In conclusion, 30 min of continuous brisk walking or the same amount of walking achieved by accumulating very short (1.5 min) bouts of walking over the course of a day can attenuate postprandial TG concentrations in physically inactive, postmenopausal, older women with hypertriglyceridemia. These findings substantiate recommendations in physical activity guidelines that similar health benefits can be obtained through accumulated versus continuous activity in at-risk older adults.

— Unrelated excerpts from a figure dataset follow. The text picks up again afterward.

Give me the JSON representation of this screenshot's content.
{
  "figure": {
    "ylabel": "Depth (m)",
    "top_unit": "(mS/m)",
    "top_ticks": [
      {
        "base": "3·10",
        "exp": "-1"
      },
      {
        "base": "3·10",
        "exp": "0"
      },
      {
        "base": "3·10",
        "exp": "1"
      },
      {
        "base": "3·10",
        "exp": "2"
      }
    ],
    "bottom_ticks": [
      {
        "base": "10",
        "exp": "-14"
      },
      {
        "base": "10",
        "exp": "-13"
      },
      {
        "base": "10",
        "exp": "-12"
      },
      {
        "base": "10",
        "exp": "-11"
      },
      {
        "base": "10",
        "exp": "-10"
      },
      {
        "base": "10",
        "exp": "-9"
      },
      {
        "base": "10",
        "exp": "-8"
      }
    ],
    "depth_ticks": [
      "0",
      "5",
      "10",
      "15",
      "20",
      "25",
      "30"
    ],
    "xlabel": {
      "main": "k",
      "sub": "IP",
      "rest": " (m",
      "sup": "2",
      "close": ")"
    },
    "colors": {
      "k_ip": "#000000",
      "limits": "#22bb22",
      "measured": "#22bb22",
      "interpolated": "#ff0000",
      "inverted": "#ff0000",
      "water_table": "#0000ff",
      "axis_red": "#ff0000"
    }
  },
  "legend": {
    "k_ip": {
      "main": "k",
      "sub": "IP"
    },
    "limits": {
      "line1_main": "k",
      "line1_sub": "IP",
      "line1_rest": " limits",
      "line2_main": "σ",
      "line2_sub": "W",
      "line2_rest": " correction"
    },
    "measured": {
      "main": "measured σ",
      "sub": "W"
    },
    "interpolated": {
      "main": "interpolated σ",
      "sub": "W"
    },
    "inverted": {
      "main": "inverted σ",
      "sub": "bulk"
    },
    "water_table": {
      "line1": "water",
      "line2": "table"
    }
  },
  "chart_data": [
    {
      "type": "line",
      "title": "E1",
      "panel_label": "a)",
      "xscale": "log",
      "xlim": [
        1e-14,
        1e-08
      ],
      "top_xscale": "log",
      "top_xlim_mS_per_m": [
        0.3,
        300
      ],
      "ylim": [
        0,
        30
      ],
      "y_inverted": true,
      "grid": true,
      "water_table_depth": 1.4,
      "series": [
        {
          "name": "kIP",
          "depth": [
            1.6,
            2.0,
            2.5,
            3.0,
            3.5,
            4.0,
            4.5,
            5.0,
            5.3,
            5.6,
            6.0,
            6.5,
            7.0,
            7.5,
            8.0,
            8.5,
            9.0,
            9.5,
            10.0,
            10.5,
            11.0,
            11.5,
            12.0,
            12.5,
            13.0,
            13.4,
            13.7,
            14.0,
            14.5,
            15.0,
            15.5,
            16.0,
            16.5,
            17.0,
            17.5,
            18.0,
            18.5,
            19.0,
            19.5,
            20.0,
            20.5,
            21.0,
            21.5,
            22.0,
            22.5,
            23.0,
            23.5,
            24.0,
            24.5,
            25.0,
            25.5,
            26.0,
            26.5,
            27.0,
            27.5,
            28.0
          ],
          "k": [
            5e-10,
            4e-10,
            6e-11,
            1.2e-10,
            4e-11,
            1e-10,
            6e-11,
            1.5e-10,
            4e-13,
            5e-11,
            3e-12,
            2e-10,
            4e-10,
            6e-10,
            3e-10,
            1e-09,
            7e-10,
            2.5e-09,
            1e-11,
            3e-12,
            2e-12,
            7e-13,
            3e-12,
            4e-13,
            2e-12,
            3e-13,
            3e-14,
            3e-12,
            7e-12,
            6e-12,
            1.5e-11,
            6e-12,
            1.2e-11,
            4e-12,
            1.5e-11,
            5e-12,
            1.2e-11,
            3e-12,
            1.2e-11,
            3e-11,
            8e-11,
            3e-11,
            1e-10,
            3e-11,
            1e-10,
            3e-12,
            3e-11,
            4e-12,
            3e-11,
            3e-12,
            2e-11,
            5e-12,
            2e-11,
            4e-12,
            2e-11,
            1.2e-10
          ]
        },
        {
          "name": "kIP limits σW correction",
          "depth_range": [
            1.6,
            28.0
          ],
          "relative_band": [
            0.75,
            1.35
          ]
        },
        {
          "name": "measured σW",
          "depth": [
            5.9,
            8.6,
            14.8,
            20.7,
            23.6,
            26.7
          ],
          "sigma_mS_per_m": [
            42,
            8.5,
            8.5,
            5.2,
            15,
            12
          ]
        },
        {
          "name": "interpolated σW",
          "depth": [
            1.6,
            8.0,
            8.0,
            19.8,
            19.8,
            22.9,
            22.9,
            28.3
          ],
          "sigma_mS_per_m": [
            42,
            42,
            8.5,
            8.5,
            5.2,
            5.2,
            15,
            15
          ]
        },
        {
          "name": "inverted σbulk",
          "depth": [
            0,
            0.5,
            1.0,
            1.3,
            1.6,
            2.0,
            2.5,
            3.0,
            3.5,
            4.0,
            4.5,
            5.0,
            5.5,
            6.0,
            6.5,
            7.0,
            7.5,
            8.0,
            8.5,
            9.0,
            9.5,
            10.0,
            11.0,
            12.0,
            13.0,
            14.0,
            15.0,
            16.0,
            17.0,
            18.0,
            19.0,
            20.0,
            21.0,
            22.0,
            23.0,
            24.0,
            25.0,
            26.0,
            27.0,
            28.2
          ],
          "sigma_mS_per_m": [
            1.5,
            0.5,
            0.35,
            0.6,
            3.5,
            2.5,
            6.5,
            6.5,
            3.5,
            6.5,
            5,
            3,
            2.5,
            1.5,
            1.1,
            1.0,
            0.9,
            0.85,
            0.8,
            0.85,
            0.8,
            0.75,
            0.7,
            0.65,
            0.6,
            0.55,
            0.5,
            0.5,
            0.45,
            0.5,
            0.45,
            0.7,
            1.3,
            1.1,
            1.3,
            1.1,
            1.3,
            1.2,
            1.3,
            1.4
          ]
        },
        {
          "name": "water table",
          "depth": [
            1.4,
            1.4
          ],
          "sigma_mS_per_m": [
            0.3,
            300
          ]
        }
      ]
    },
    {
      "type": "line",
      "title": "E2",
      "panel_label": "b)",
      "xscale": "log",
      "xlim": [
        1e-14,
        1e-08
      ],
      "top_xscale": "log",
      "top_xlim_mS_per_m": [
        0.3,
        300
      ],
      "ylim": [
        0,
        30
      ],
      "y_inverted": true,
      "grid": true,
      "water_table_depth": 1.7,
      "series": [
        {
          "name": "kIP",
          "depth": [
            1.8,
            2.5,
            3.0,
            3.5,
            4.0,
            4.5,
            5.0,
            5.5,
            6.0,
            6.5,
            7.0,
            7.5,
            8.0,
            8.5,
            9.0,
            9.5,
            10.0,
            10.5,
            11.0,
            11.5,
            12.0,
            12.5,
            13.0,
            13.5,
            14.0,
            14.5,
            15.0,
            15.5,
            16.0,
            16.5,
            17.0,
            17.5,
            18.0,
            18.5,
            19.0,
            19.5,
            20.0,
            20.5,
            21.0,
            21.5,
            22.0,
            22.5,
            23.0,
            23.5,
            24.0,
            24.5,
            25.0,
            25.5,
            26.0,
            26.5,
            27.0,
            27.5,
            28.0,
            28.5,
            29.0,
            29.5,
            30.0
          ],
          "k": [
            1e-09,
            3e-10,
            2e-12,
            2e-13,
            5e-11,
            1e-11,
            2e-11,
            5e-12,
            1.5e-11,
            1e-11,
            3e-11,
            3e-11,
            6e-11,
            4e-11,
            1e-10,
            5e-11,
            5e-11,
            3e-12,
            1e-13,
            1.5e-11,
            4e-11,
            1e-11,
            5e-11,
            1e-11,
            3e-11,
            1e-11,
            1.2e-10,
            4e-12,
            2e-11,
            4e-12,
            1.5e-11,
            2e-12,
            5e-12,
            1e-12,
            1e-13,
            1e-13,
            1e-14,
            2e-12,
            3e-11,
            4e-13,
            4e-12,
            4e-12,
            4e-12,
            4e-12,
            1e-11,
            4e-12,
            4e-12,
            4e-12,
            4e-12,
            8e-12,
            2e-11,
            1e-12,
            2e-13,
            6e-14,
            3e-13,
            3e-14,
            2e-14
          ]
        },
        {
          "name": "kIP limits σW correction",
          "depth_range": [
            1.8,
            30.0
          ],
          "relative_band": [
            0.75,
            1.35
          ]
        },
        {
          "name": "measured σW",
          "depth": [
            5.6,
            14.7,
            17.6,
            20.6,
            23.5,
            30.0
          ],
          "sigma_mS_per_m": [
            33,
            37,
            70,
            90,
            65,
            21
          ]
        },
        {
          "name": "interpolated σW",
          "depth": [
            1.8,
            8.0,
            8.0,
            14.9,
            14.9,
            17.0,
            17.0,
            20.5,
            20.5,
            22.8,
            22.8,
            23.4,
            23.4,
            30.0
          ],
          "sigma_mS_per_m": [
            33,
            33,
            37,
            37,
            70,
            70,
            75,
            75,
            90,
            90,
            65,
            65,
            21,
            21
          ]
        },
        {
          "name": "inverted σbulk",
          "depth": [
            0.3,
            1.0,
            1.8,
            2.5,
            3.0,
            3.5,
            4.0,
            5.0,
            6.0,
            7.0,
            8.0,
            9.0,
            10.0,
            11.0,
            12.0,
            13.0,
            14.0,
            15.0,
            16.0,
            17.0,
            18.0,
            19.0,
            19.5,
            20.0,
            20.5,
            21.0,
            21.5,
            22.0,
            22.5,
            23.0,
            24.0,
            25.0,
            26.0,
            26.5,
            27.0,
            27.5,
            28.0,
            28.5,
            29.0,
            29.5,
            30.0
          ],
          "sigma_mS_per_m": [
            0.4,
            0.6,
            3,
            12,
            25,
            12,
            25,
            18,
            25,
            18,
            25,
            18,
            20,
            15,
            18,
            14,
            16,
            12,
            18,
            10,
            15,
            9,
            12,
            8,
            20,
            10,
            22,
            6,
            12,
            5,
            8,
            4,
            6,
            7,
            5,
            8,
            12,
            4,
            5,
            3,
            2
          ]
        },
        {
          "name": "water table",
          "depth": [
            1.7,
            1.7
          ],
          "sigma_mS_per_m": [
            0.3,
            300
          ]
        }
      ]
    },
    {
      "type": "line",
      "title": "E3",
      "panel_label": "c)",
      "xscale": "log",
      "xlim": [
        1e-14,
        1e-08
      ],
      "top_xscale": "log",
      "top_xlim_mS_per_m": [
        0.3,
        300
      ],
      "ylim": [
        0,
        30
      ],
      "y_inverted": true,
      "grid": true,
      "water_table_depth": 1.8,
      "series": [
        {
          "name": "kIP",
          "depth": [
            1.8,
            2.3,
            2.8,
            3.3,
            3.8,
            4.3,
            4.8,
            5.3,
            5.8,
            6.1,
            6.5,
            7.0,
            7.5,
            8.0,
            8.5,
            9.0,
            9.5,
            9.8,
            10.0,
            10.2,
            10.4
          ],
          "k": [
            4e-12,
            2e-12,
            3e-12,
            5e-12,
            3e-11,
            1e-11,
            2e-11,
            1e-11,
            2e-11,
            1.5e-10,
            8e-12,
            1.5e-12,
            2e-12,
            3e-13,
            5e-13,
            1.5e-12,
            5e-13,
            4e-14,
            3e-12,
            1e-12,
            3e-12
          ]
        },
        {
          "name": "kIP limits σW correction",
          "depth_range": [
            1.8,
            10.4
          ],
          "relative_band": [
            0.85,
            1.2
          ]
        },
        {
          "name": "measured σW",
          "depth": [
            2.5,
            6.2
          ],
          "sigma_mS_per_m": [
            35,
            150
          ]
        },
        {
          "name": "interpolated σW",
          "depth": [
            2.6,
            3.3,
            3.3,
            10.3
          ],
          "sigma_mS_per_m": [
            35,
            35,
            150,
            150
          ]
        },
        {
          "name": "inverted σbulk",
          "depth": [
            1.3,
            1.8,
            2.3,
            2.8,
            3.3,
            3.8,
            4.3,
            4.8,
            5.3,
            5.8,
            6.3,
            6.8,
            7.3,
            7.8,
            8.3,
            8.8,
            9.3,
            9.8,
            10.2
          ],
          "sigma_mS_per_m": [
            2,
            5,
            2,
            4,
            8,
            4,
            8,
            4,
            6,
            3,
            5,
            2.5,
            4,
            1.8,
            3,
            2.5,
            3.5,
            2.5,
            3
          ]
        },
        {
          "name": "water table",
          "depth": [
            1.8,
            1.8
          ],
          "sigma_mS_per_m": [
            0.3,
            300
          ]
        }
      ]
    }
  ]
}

This study was supported by Waseda University Grant for Special Research Projects (2016B-258, 2016-2017) and MEXT-Supported Program for the Strategic Research Foundation at Private Universities, 2015-2019, from the Ministry of Education, Culture, Sports, Science, and Technology (S1511017). D. J. S. acknowledges support from the National Institute for Health Research Leicester Biomedical Research Centre, which is a partnership between University Hospitals of Leicester NHS Trust, Loughborough University, and the University of Leicester.
All authors declare that there is no conflict of interest. The results of the present study do not constitute endorsement by the American College of Sports Medicine. All authors declare that the findings of the present study are presented clearly, honestly, and without fabrication, falsification, or inappropriate data manipulation.